= Next Egyptian municipal elections =

Public discussion about holding new Egyptian municipal elections has occurred fitfully since provisions for reorganized local councils were established by the 2014 Constitution.

==Background==
The 2008 Egyptian municipal election were held during the Hosni Mubarak presidency of Egypt. The 52,000 seats were "fixed, sealed and delivered" to the National Democratic Party supporting Mubarak, excluding the Muslim Brotherhood, who had wished to field candidates. The municipal councils were closed down in 2011.

==Timeline==
===2015–2017===
Concrete preparations were supposed to have begun in late 2015. In March 2016 Prime Minister Sherif Ismail announced that his government aimed to hold local elections during the first quarter of 2017. This was soon contradicted by a proclamation by President el-Sisi that he had ordered local elections to be held by the end of 2016. Members of the majority 'Support Egypt' bloc in parliament, to the contrary, reported that local elections would be held in the second half of 2017. The Egyptian Council of Localities pointed to this lack of clarity on the date, as well as the absence of a local electoral law to implement the Constitution's provisions, as obstacles to actually holding the elections. By mid-2017 parliament decided to postpone the election until late 2018 or early 2019.

===2018–2020===
After drafting a local elections law in May 2018, parliament renewed its commitment to hold the election by the end of that year — before the expiration of the existing local administrations in early 2019, as stipulated by the Constitution.

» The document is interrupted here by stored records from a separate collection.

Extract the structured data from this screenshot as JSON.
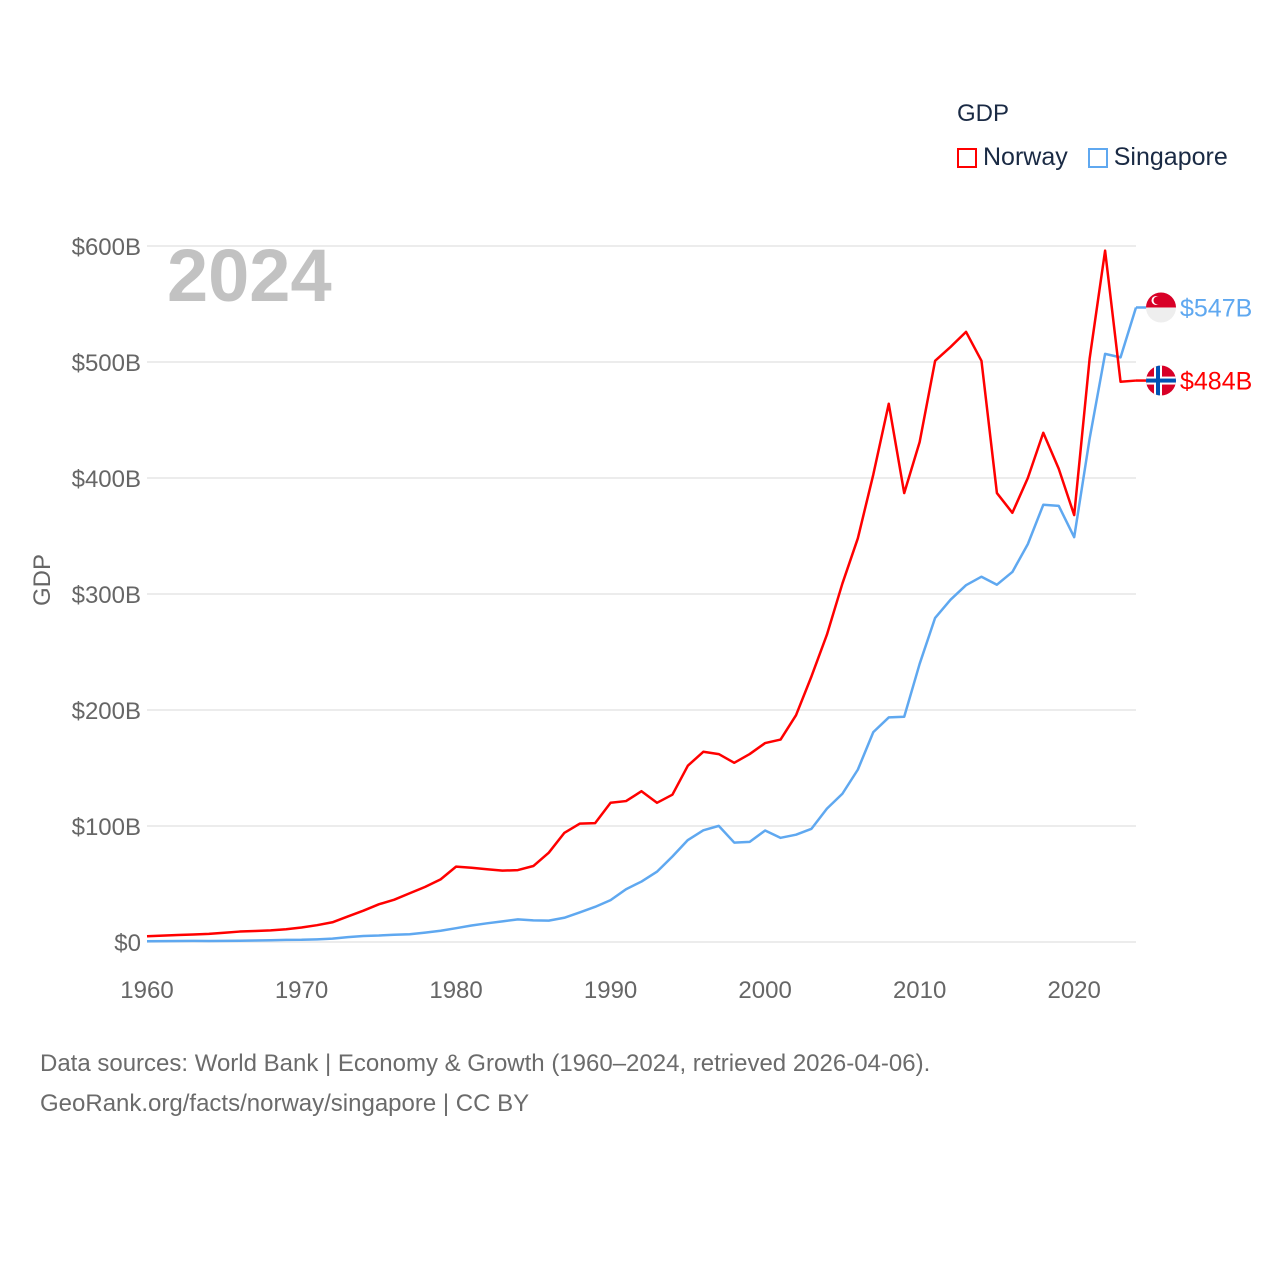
{
  "chart_data": {
    "type": "line",
    "title": "GDP",
    "ylabel": "GDP",
    "xlabel": "",
    "year_watermark": "2024",
    "xlim": [
      1960,
      2024
    ],
    "ylim": [
      0,
      600
    ],
    "x_ticks": [
      "1960",
      "1970",
      "1980",
      "1990",
      "2000",
      "2010",
      "2020"
    ],
    "y_ticks": [
      "$0",
      "$100B",
      "$200B",
      "$300B",
      "$400B",
      "$500B",
      "$600B"
    ],
    "grid": true,
    "legend_position": "top-right",
    "units": "billion USD",
    "x": [
      1960,
      1961,
      1962,
      1963,
      1964,
      1965,
      1966,
      1967,
      1968,
      1969,
      1970,
      1971,
      1972,
      1973,
      1974,
      1975,
      1976,
      1977,
      1978,
      1979,
      1980,
      1981,
      1982,
      1983,
      1984,
      1985,
      1986,
      1987,
      1988,
      1989,
      1990,
      1991,
      1992,
      1993,
      1994,
      1995,
      1996,
      1997,
      1998,
      1999,
      2000,
      2001,
      2002,
      2003,
      2004,
      2005,
      2006,
      2007,
      2008,
      2009,
      2010,
      2011,
      2012,
      2013,
      2014,
      2015,
      2016,
      2017,
      2018,
      2019,
      2020,
      2021,
      2022,
      2023,
      2024
    ],
    "series": [
      {
        "name": "Norway",
        "color": "#ff0000",
        "end_label": "$484B",
        "flag": "norway-flag",
        "values": [
          5,
          5.5,
          6,
          6.5,
          7,
          8,
          9,
          9.5,
          10,
          11,
          12.5,
          14.5,
          17,
          22,
          27,
          32.5,
          36.5,
          42,
          47.5,
          54,
          65,
          64,
          62.7,
          61.5,
          62,
          65.5,
          77,
          94,
          102,
          102.5,
          120,
          121.5,
          130,
          120,
          127,
          152,
          164,
          162,
          154.5,
          162,
          171.5,
          174.5,
          195.5,
          229,
          265,
          309,
          348,
          403,
          464,
          387,
          431,
          501,
          513,
          526,
          501,
          387,
          370,
          400,
          439,
          408,
          368,
          503,
          596,
          483,
          484
        ]
      },
      {
        "name": "Singapore",
        "color": "#5fa8f0",
        "end_label": "$547B",
        "flag": "singapore-flag",
        "values": [
          0.7,
          0.8,
          0.9,
          1,
          0.9,
          1,
          1.1,
          1.3,
          1.5,
          1.8,
          1.9,
          2.3,
          2.9,
          4.2,
          5.2,
          5.6,
          6.3,
          6.7,
          8.1,
          9.7,
          11.9,
          14.2,
          16.1,
          17.8,
          19.5,
          18.6,
          18.4,
          20.9,
          25.5,
          30.3,
          36.1,
          45.5,
          52.1,
          60.6,
          73.7,
          87.9,
          96.3,
          100.1,
          85.7,
          86.3,
          96.1,
          89.8,
          92.5,
          97.6,
          115,
          127.8,
          148.6,
          180.9,
          193.6,
          194.2,
          239.8,
          279.4,
          295.1,
          307.6,
          314.9,
          308,
          319,
          343,
          376.9,
          376,
          349,
          434,
          507,
          504,
          547
        ]
      }
    ]
  },
  "legend": {
    "title": "GDP",
    "items": [
      "Norway",
      "Singapore"
    ]
  },
  "source": {
    "line1": "Data sources: World Bank | Economy & Growth (1960–2024, retrieved 2026-04-06).",
    "line2": "GeoRank.org/facts/norway/singapore | CC BY"
  }
}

But the draft law was tabled in parliament pending further discussions, again postponing plans to organize a vote. That November el-Sisi directed that the elections be held early in 2019, but by the following June the president was openly indicating that the proposed elections laws would have to be redrafted before the process got underway. A new draft was eventually submitted by the government to parliament only in late December 2019. Supporters of the original draft law pointed to the apprehension of the security services, heightened by recent protests, behind the repeated delays and resistance to implementing decentralized responsible government.

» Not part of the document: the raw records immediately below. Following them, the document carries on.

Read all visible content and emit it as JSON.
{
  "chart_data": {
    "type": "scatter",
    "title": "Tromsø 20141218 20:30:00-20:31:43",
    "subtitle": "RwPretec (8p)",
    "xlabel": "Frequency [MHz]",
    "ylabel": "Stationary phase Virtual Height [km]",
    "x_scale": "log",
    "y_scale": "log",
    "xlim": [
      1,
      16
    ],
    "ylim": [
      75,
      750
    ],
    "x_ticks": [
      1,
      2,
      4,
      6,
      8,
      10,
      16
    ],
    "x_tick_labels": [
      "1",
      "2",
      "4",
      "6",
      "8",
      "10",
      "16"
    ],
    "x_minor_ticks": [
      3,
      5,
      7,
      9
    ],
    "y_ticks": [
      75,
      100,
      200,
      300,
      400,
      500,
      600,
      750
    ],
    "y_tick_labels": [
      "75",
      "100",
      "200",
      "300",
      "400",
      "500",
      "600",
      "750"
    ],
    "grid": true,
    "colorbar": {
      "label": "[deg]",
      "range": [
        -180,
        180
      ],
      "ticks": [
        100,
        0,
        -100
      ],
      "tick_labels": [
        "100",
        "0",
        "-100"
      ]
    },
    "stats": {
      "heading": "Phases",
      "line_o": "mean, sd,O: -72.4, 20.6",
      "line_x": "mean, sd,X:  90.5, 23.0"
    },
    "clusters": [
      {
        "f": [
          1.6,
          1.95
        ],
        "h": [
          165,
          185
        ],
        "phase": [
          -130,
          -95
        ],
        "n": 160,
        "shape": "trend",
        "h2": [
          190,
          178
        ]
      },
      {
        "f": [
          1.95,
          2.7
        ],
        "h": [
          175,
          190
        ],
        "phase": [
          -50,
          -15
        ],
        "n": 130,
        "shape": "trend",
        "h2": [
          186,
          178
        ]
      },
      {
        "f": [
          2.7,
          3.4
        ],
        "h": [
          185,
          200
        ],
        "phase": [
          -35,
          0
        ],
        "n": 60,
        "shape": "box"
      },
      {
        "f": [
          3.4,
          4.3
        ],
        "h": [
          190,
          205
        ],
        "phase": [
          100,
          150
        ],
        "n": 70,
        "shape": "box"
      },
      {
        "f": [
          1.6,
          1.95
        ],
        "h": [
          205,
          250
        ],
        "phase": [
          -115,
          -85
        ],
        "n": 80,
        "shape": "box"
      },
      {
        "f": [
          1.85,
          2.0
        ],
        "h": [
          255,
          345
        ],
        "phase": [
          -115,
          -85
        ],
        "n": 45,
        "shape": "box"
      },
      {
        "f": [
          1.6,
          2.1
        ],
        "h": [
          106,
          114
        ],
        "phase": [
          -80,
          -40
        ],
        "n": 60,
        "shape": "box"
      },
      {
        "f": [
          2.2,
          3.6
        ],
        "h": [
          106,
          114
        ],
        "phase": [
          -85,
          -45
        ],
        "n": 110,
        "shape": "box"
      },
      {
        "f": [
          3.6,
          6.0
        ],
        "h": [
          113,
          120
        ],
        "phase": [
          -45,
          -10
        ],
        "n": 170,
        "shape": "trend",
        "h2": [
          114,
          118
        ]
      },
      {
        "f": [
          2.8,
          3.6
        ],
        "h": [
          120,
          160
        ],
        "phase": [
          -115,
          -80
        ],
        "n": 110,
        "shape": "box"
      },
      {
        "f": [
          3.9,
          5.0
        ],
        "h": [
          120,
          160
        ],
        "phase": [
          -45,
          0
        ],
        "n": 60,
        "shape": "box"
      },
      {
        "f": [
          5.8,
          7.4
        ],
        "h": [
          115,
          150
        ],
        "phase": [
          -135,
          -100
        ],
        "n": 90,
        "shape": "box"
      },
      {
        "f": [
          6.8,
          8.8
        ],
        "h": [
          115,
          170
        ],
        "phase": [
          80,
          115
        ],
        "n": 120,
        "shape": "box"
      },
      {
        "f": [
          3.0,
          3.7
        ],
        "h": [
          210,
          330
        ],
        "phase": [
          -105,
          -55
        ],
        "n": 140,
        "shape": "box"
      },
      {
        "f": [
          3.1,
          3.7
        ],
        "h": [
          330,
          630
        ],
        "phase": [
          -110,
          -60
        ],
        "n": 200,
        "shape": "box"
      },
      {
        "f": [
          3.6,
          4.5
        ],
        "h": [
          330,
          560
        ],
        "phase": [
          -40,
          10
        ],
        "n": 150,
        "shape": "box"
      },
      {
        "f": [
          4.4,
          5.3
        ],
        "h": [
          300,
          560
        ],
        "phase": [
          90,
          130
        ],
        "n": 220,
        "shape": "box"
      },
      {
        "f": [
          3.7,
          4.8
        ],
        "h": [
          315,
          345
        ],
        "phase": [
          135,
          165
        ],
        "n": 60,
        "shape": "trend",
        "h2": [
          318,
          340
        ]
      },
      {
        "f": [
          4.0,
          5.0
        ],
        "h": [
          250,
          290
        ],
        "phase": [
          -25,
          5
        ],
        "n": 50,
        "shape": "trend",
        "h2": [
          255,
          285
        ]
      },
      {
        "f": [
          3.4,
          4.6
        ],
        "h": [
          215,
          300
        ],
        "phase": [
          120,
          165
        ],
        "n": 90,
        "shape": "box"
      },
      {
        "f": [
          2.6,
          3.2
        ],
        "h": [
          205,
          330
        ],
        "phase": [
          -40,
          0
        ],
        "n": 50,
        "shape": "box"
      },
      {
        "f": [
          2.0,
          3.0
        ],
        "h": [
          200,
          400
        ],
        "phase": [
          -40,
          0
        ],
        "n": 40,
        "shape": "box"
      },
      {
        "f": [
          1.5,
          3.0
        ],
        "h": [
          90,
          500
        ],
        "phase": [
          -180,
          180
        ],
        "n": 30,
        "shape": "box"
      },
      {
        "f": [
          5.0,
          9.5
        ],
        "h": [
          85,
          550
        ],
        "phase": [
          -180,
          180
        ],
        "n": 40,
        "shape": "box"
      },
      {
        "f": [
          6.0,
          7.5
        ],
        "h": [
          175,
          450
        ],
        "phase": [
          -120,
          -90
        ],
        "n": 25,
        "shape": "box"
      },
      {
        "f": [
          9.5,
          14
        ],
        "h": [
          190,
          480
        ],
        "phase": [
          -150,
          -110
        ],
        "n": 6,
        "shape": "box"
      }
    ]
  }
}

While parliament was waiting for el-Sisi's new draft law, the president again proclaimed that the elections would be held soon, "in early 2020". But other officials were quick to clarify that this was not seriously to be expected. In early 2020 a number of parliamentarians and jurists stated that if el-Sisi's suggestion of organizing local elections concurrently with elections to the House of Representatives and Senate were implemented, then the local polls might be held at the beginning of 2021. As of 2020, although the national elections proceeded as expected in late 2020, despite the COVID-19 pandemic, no further progress has been made public on organizing local elections.